The show also featured a ton of celebrities of all backgrounds, including Sofia Vergara, Maya Angelou, Yo-Yo Ma and Robin Williams. And in addition to teaching ABCs and 123s, the show consistently taught kids about acceptance, compassion, respect, inclusion and kindness.

Commenting on the show’s diversity, a spokesperson told The Huffington Post that representation is vital to what they do.

“Celebrating diversity and inclusion is in our DNA,” she said. “Studies show that kids engage and learn more fully when they see themselves reflected onscreen, and ‘Sesame Street’ is for ALL children around the world.”

3. "Hey Arnold!" (1994-2004)

hey arnold

There’s a reason “Hey Arnold!” creator Craig Bartlett wanted the show to be set in a multiracial neighbourhood; it’s because it reflected reality.

“I really wanted to make the show reflect when I lived in Los Angeles in the mid ’90s,” he told Fuse last year. “It was such a gumbo of ethnicities in one amazing city. So I thought a modern urban classroom would reflect that.
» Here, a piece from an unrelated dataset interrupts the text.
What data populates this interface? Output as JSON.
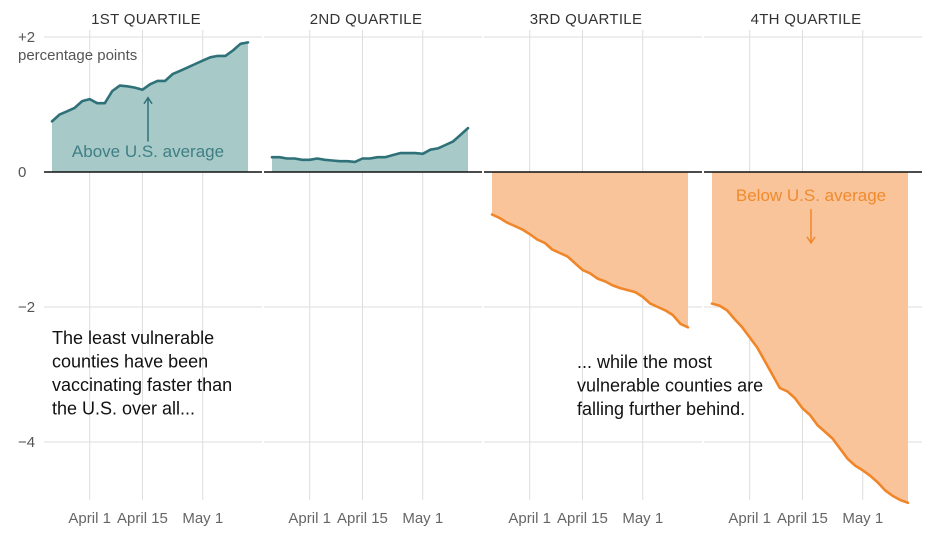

It’s idealized of course, because there’s only about 12 kids in the classroom. So I definitely wanted it to be ethnically diverse, and I thought it would be a cool move.”

The show’s cast of characters are from a mix of backgrounds. And if that isn’t awesome enough, Complex notes that the '90s show broke racial stereotypes, too. For example, Phoebe’s storyline showed kids that not all Asians are naturally smart; sometimes they have to work at it! And Gerald’s backstory revealed that black kids don’t always come from broken families.

Additionally, “Hey Arnold!” was also inclusive in that it featured two gay characters, Mr. Simmons and Eugene, although they never openly declared their sexuality.

“We figured Mr. Simmons was a gay character without having to make a big deal of out it, or have it be a special episode or anything like that. Dan Butler, who plays Simmons, is gay,” Bartlett explained. “And then you have Eugene. We figured he’s not gay yet because he’s still a kid. But he will be when he grows up!”

4. "Barney & Friends" (1992-2009)

barney

“Barney & Friends” was intentionally diverse. PBS’ website describes the show as being about Barney, his dinosaur friends and “his ethnically diverse cast of child playmates” who “solve problems and discover the world around them.”

The kids’ show certainly delivered on its promise of diversity, as kids of different races were consistently represented in each episode. And on top of that, Barney always taught kids about love and acceptance.

On Twitter, many continue to reminisce about the show’s inclusiveness.

5. "Arthur" (1996-present)

arthur

Turns out “Arthur” is far more diverse than you think! Firstly, all the characters in the fictional town of Elwood City are modelled after different animals. Arthur and D.W. are aardvarks, Buster is a rabbit, Muffy and Francine are monkeys, Brain is a bear, Sue Ellen is a cat and so on.

The characters also come from a diverse range of family types and neighbourhoods. For example, Arthur has a nuclear family, while his best friend Buster has a single-parent family. Additionally, Muffy is the richest girl in Elwood City and lives in a mansion, while Francine comes from a more humble family background (her father works for the city’s dump) and lives in an apartment.

Interestingly, WGBH senior executive producer Carol Greenwald revealed in a recent interview with Teaching Tolerance that the characters weren’t modelled after any race in order to make them relatable to kids and be as inclusive as possible.

“In creating these characters, we really tried to include a range of personalities and life experiences,” she said of the show’s diversity. “We’ve tried hard not to make any character identified as a specific ethnic group or skin tone because we want kids to identify with the characters across the board.”

“My hope is that any kid can look at any of these characters and say, ‘Oh yeah, that character is me,’” she added.